Using patterned surface wettability to enhance air-side heat transfer through frozen water droplet vortex generators – Part II: CFD simulation results

Abstract

• Frozen water droplets can serve as vortex generators (VGs) to increase air-side heat transfer. • Hemispherical domes (i.e. model droplets) were simulated numerically to quantify performance. • Ten different configurations were investigated with the staggered VG pattern performing better than the inline pattern. • Changing the longitudinal spacing between VGs led to better performance. • Heat transfer enhancements from 14.0 to 75.9% were observed with pressure drop penalties from 35.7 to 165.6%. In this study, a novel technique for deploying hemispherical vortex generators (VGs) aimed at heat transfer enhancement via the naturally-occurring processes of condensation and freezing was proposed and investigated.
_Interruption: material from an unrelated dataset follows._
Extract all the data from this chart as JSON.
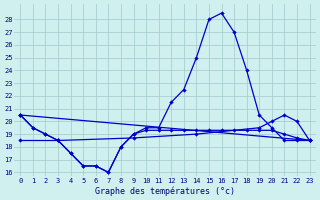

By using patterned surface wettability to collect condensate and encourage coalescence in predetermined locations, it was hypothesized that large frozen droplets could be formed in various configurations which could serve as VGs. This approach was simulated numerically in the present communication (Part II) and examined experimentally in a previous study (Part I). For the CFD simulations, ten different configurations in channel flow emulating a fin density of 5 FPI were investigated. Inlet air velocities of 1.0 and 2.0 m s −1 at 20°C were examined for the flow through the channel where the walls and VGs were set to -9°C to match the experimental conditions used in Part I. The air-side heat transfer coefficient, pressure drop, and temperature changes were then calculated after a converged solution was reached. Compared to a baseline configuration without VGs, heat transfer enhancements ranging from 14.0 to 75.9% were observed, with corresponding pressure drop increases (or penalties) ranging from 35.7 to 165.6%.